U.S. trade officials were critical of a report issued this week on ways to reduce excess capacity in the global steel market. More than 30 steel producing countries representing 90 percent of global steel manufacturing launched the Global Forum on Excess Steel Capacity in December 2016 in an effort to address the systemic issues causing the global steel crisis. The European Union said forum members have now agreed on “an ambitious package of concrete policy solutions,” but the Office of the U.S. Trade Representative said “much work remains.”
The forum’s report calls on member countries to remove and refrain from adopting market-distorting subsidies and other support measures provided by governments and government-related entities that contribute to excess capacity or encourage companies to undertake capacity expansion projects or maintain consistently loss-making or uneconomic steel plants.
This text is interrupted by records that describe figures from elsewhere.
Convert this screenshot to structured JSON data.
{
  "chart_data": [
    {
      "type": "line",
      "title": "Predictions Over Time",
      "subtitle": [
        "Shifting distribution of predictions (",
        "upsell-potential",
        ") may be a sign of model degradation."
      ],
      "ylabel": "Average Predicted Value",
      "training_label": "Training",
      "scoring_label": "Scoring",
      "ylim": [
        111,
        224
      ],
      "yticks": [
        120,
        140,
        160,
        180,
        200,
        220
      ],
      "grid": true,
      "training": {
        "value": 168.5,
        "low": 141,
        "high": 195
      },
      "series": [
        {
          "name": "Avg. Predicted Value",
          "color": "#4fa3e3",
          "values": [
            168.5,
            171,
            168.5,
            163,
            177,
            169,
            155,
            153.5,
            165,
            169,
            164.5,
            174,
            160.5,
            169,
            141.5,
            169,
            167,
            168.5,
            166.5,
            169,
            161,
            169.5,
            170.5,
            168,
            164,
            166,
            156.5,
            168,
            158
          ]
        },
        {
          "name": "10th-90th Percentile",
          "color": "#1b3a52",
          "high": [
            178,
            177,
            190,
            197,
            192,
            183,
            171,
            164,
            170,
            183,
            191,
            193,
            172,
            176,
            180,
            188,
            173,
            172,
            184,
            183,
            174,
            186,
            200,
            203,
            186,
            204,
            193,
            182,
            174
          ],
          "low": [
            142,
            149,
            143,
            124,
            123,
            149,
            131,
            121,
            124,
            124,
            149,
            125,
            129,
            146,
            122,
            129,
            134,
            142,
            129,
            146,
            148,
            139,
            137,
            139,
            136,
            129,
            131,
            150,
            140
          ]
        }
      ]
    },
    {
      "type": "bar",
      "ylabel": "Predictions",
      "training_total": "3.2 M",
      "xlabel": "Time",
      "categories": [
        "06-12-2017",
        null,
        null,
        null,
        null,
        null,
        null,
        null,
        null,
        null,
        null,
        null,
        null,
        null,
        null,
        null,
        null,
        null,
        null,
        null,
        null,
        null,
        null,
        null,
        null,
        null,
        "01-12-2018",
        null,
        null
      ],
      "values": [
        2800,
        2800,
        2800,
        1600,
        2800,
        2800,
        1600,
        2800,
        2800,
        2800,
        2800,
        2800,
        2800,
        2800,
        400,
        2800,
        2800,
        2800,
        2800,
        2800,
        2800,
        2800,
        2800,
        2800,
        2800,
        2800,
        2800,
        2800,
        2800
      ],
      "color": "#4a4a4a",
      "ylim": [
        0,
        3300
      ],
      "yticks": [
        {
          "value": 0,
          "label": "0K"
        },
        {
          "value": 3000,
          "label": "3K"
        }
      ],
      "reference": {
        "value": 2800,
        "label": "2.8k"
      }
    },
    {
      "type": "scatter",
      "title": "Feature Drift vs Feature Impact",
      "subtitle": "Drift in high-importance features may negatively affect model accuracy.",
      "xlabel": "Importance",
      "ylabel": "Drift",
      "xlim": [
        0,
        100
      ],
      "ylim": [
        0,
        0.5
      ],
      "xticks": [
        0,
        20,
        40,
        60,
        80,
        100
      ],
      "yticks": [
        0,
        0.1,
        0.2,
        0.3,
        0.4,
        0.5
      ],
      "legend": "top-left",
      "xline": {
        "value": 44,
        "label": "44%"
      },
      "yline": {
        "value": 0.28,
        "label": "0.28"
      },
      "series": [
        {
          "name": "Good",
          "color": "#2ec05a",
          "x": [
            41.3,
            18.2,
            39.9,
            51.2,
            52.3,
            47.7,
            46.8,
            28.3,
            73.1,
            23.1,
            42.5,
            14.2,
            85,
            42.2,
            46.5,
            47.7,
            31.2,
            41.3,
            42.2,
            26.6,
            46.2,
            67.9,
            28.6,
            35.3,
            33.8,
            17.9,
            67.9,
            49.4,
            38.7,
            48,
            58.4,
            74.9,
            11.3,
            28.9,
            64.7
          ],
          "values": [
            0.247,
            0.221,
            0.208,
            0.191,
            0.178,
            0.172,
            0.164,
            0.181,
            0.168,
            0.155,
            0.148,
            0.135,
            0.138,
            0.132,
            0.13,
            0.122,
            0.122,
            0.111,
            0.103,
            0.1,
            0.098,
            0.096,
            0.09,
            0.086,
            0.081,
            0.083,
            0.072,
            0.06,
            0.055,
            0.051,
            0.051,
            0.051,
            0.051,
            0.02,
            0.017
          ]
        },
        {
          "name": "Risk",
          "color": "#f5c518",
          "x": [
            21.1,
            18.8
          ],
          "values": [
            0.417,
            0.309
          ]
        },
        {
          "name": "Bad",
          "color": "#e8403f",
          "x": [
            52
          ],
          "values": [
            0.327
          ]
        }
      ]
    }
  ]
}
The report also makes a number of other recommendations on creating a level playing field, industry restructuring, capacity reduction targets, mergers and acquisitions, export credits, and transparency.
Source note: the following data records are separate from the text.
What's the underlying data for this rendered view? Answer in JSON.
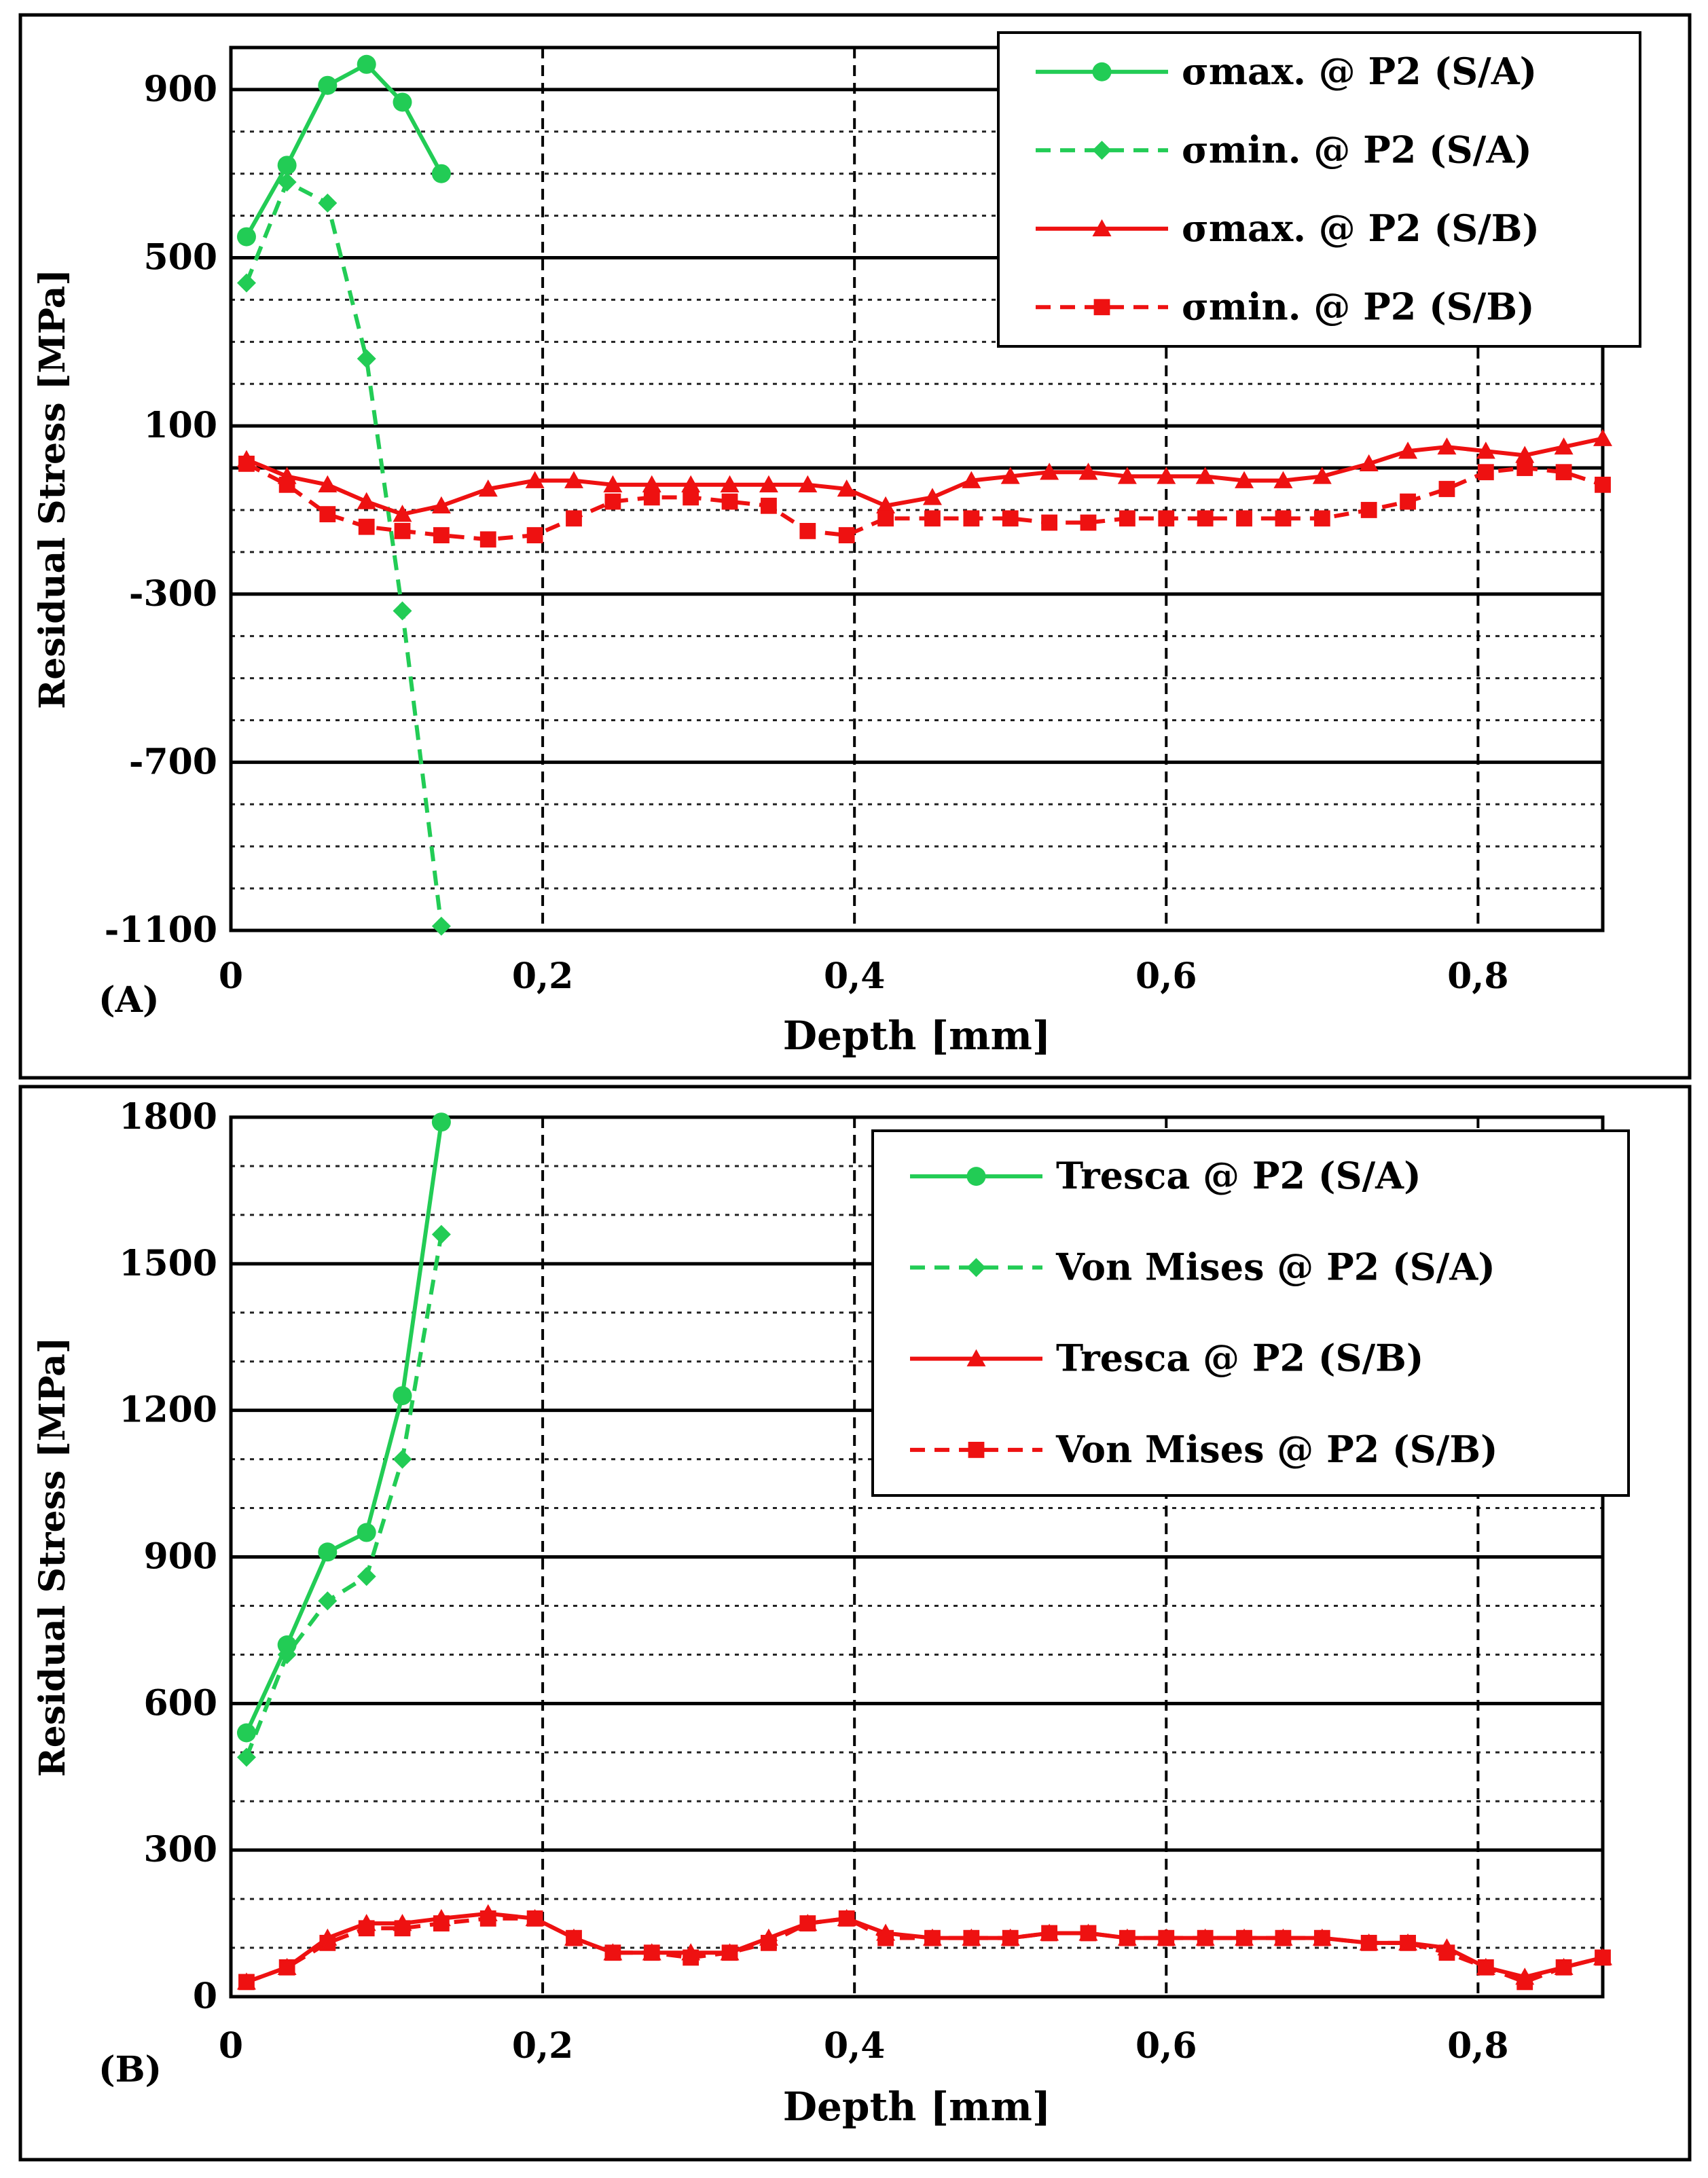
{
  "colors": {
    "green": "#22cc55",
    "red": "#ee1111"
  },
  "chart_data": [
    {
      "type": "line",
      "panel_label": "(A)",
      "xlabel": "Depth [mm]",
      "ylabel": "Residual Stress [MPa]",
      "xlim": [
        0,
        0.88
      ],
      "ylim": [
        -1100,
        1000
      ],
      "x_ticks": [
        0,
        0.2,
        0.4,
        0.6,
        0.8
      ],
      "x_tick_labels": [
        "0",
        "0,2",
        "0,4",
        "0,6",
        "0,8"
      ],
      "y_ticks": [
        -1100,
        -700,
        -300,
        100,
        500,
        900
      ],
      "y_tick_labels": [
        "-1100",
        "-700",
        "-300",
        "100",
        "500",
        "900"
      ],
      "y_minor_step": 100,
      "legend_position": "top-right",
      "series": [
        {
          "name": "σmax. @ P2 (S/A)",
          "color": "green",
          "style": "solid",
          "marker": "circle",
          "x": [
            0.01,
            0.036,
            0.062,
            0.087,
            0.11,
            0.135
          ],
          "y": [
            550,
            720,
            910,
            960,
            870,
            700
          ]
        },
        {
          "name": "σmin. @ P2 (S/A)",
          "color": "green",
          "style": "dashed",
          "marker": "diamond",
          "x": [
            0.01,
            0.036,
            0.062,
            0.087,
            0.11,
            0.135
          ],
          "y": [
            440,
            680,
            630,
            260,
            -340,
            -1090
          ]
        },
        {
          "name": "σmax. @ P2 (S/B)",
          "color": "red",
          "style": "solid",
          "marker": "triangle",
          "x": [
            0.01,
            0.036,
            0.062,
            0.087,
            0.11,
            0.135,
            0.165,
            0.195,
            0.22,
            0.245,
            0.27,
            0.295,
            0.32,
            0.345,
            0.37,
            0.395,
            0.42,
            0.45,
            0.475,
            0.5,
            0.525,
            0.55,
            0.575,
            0.6,
            0.625,
            0.65,
            0.675,
            0.7,
            0.73,
            0.755,
            0.78,
            0.805,
            0.83,
            0.855,
            0.88
          ],
          "y": [
            20,
            -20,
            -40,
            -80,
            -110,
            -90,
            -50,
            -30,
            -30,
            -40,
            -40,
            -40,
            -40,
            -40,
            -40,
            -50,
            -90,
            -70,
            -30,
            -20,
            -10,
            -10,
            -20,
            -20,
            -20,
            -30,
            -30,
            -20,
            10,
            40,
            50,
            40,
            30,
            50,
            70
          ]
        },
        {
          "name": "σmin. @ P2 (S/B)",
          "color": "red",
          "style": "dashed",
          "marker": "square",
          "x": [
            0.01,
            0.036,
            0.062,
            0.087,
            0.11,
            0.135,
            0.165,
            0.195,
            0.22,
            0.245,
            0.27,
            0.295,
            0.32,
            0.345,
            0.37,
            0.395,
            0.42,
            0.45,
            0.475,
            0.5,
            0.525,
            0.55,
            0.575,
            0.6,
            0.625,
            0.65,
            0.675,
            0.7,
            0.73,
            0.755,
            0.78,
            0.805,
            0.83,
            0.855,
            0.88
          ],
          "y": [
            10,
            -40,
            -110,
            -140,
            -150,
            -160,
            -170,
            -160,
            -120,
            -80,
            -70,
            -70,
            -80,
            -90,
            -150,
            -160,
            -120,
            -120,
            -120,
            -120,
            -130,
            -130,
            -120,
            -120,
            -120,
            -120,
            -120,
            -120,
            -100,
            -80,
            -50,
            -10,
            0,
            -10,
            -40
          ]
        }
      ]
    },
    {
      "type": "line",
      "panel_label": "(B)",
      "xlabel": "Depth [mm]",
      "ylabel": "Residual Stress [MPa]",
      "xlim": [
        0,
        0.88
      ],
      "ylim": [
        0,
        1800
      ],
      "x_ticks": [
        0,
        0.2,
        0.4,
        0.6,
        0.8
      ],
      "x_tick_labels": [
        "0",
        "0,2",
        "0,4",
        "0,6",
        "0,8"
      ],
      "y_ticks": [
        0,
        300,
        600,
        900,
        1200,
        1500,
        1800
      ],
      "y_tick_labels": [
        "0",
        "300",
        "600",
        "900",
        "1200",
        "1500",
        "1800"
      ],
      "y_minor_step": 100,
      "legend_position": "top-right",
      "series": [
        {
          "name": "Tresca @ P2 (S/A)",
          "color": "green",
          "style": "solid",
          "marker": "circle",
          "x": [
            0.01,
            0.036,
            0.062,
            0.087,
            0.11,
            0.135
          ],
          "y": [
            540,
            720,
            910,
            950,
            1230,
            1790
          ]
        },
        {
          "name": "Von Mises @ P2 (S/A)",
          "color": "green",
          "style": "dashed",
          "marker": "diamond",
          "x": [
            0.01,
            0.036,
            0.062,
            0.087,
            0.11,
            0.135
          ],
          "y": [
            490,
            700,
            810,
            860,
            1100,
            1560
          ]
        },
        {
          "name": "Tresca @ P2 (S/B)",
          "color": "red",
          "style": "solid",
          "marker": "triangle",
          "x": [
            0.01,
            0.036,
            0.062,
            0.087,
            0.11,
            0.135,
            0.165,
            0.195,
            0.22,
            0.245,
            0.27,
            0.295,
            0.32,
            0.345,
            0.37,
            0.395,
            0.42,
            0.45,
            0.475,
            0.5,
            0.525,
            0.55,
            0.575,
            0.6,
            0.625,
            0.65,
            0.675,
            0.7,
            0.73,
            0.755,
            0.78,
            0.805,
            0.83,
            0.855,
            0.88
          ],
          "y": [
            30,
            60,
            120,
            150,
            150,
            160,
            170,
            160,
            120,
            90,
            90,
            90,
            90,
            120,
            150,
            160,
            130,
            120,
            120,
            120,
            130,
            130,
            120,
            120,
            120,
            120,
            120,
            120,
            110,
            110,
            100,
            60,
            40,
            60,
            80
          ]
        },
        {
          "name": "Von Mises @ P2 (S/B)",
          "color": "red",
          "style": "dashed",
          "marker": "square",
          "x": [
            0.01,
            0.036,
            0.062,
            0.087,
            0.11,
            0.135,
            0.165,
            0.195,
            0.22,
            0.245,
            0.27,
            0.295,
            0.32,
            0.345,
            0.37,
            0.395,
            0.42,
            0.45,
            0.475,
            0.5,
            0.525,
            0.55,
            0.575,
            0.6,
            0.625,
            0.65,
            0.675,
            0.7,
            0.73,
            0.755,
            0.78,
            0.805,
            0.83,
            0.855,
            0.88
          ],
          "y": [
            30,
            60,
            110,
            140,
            140,
            150,
            160,
            160,
            120,
            90,
            90,
            80,
            90,
            110,
            150,
            160,
            120,
            120,
            120,
            120,
            130,
            130,
            120,
            120,
            120,
            120,
            120,
            120,
            110,
            110,
            90,
            60,
            30,
            60,
            80
          ]
        }
      ]
    }
  ]
}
The EU characterized these measures as an “agreed package” and said there is a “robust monitoring mechanism” to track implementation in 2018 and 2019. However, USTR suggested that the forum had succeeded only in “pointing to short-term developments and worn out promises.” USTR acknowledged the report’s “many helpful policy prescriptions” but said “meaningful progress” in addressing the root causes of steel excess capacity will only come through “immediate and sustained concrete action by all steelmakers, including allowing markets to function, removing market-distorting subsidies and other forms of state support, and treating state-owned enterprises and private steelmakers equally.” Until that happens, USTR said, the U.S. “will not hesitate” to use other tools to “firmly respond to the causes and consequences of steel excess capacity.”